SEC urges Court not to dismiss action against binary options marketer
The US regulator argues that it has made efforts to effect service on Peter Szatmari and that it awaits information from the Central Authority of Hungary as to whether service has been attempted.
The United States Securities and Exchange Commission (SEC) has reacted swiftly to the issuance of a conditional order to dismiss its case against Peter Szatmari, who created and disseminated false and misleading Internet-based promotional materials designed to drive viewers of binary options brokers’ websites and induce them to open and fund binary option trading accounts.
On January 14, 2020, the SEC submitted its response to the order at the Massachusetts District Court arguing that it would not be appropriate to dismiss the case.

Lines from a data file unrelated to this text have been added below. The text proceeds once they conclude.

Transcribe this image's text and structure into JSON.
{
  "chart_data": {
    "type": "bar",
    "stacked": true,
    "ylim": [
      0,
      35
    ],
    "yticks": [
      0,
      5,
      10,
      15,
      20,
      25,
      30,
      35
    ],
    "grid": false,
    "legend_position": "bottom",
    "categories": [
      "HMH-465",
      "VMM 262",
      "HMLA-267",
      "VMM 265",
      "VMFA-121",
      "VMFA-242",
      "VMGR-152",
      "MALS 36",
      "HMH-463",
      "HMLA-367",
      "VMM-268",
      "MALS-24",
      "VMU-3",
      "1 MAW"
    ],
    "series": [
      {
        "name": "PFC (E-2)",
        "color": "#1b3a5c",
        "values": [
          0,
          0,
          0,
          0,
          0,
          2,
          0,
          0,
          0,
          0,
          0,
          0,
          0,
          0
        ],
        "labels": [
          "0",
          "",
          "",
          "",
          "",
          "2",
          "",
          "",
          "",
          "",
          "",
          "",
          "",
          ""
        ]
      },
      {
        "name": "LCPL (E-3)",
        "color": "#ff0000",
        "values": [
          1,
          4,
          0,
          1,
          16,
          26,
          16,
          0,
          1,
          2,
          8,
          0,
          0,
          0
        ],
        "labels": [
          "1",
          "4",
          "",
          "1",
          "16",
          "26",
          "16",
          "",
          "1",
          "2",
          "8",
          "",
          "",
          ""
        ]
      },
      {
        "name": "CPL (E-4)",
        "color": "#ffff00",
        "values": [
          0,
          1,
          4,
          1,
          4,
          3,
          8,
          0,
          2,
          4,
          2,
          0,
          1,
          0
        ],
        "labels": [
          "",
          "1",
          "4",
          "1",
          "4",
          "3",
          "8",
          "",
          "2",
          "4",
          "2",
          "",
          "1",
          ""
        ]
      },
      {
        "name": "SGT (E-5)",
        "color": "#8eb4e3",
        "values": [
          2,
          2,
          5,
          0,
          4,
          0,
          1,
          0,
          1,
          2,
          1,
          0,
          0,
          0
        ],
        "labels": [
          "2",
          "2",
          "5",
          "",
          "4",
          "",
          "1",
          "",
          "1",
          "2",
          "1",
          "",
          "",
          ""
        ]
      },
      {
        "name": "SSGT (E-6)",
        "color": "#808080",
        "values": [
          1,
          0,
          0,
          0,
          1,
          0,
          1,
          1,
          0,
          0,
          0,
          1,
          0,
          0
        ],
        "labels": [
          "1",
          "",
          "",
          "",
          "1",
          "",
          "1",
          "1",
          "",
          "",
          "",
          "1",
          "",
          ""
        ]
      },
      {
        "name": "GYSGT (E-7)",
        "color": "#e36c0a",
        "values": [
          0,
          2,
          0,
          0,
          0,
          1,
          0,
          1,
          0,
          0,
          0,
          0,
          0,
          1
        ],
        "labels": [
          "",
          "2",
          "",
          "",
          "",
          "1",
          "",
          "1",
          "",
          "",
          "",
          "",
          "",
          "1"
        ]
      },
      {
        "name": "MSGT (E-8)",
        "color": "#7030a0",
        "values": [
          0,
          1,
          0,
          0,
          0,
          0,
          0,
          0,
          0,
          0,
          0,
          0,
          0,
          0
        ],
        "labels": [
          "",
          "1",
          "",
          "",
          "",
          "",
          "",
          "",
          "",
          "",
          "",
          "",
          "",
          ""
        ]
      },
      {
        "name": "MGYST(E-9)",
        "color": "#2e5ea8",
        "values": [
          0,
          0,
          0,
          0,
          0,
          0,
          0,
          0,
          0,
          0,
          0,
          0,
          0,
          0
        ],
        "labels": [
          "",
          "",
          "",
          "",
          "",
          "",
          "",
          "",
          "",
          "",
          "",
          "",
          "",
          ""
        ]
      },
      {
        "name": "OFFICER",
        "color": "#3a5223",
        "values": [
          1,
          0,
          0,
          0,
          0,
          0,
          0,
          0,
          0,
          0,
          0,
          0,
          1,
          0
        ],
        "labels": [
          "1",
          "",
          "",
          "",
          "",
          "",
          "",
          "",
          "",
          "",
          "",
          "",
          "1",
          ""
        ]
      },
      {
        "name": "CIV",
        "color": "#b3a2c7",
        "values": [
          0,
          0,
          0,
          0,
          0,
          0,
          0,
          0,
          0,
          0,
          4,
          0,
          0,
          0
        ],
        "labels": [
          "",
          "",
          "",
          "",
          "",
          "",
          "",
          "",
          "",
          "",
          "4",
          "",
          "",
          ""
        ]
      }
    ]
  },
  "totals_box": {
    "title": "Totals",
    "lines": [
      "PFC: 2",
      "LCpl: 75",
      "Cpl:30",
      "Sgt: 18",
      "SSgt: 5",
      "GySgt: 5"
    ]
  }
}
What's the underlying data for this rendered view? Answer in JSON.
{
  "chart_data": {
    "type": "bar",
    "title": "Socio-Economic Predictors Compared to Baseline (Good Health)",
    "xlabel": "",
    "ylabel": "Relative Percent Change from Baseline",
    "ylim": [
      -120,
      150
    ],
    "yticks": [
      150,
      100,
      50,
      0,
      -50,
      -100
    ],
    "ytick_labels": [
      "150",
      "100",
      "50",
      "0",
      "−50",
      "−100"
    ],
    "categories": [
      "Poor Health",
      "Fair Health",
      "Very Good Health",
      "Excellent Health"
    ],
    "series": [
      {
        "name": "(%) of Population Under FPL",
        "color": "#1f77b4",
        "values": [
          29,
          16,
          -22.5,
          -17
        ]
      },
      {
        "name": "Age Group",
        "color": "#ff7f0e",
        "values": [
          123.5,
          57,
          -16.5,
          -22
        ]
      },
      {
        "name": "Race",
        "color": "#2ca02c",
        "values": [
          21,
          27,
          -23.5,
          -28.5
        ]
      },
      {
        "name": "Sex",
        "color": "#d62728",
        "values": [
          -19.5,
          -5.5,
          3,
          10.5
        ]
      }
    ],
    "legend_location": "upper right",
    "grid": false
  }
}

In the document, seen by FinanceFeeds, the Commission explains that it has made efforts to serve Szatmari as an individual in a foreign country. The Commission notes that it sent a letter dated November 8, 2019, requesting that the Central Authority for Hungary undertake to effect service of the Complaint and Summons upon the defendant in accordance with the Hague Convention.
Although no communication has been received back from the Central Authority of Hungary as to whether service has been made or attempted by the Central Authority, the SEC is hopeful that service will at least be attempted within three months of its November letter. However, there has been no particular information otherwise to accurately estimate when the Central Authority will in fact act on the Commission’s letter requesting to effect service. Accordingly, the SEC asks the Conditional Order of Dismissal to be dismissed, stricken, or otherwise rendered a nullity.
According to the SEC’s complaint, between 2014 and 2016, Szatmari participated in the creation and dissemination of at least six false and misleading marketing campaigns designed to persuade potential investors, predominately in the United States, to open and fund binary options trading accounts with overseas unregistered brokers operating on the Internet. These campaigns’ advertising materials generally consisted of (a) textual materials disseminated over the Internet; (b) a website; and (c) one or more videos embedded into the website.
The misleading websites and videos were viewed by more than 350,000 persons and caused more than 25,000 investors to make deposits for trading binary options with one of approximately 35 unregistered brokers. These unregistered brokers offered and sold binary options referencing securities over the Internet to investors in the United States.
The SEC estimates that Szatmari and his partner David Sechovicz realized approximately $3.8 million in profits from the six campaigns launched between 2014 and 2016. They also disseminated false and misleading binary marketing campaigns create by other affiliate marketers. The duo realized approximately $1.66 million in additional profits through remarketing.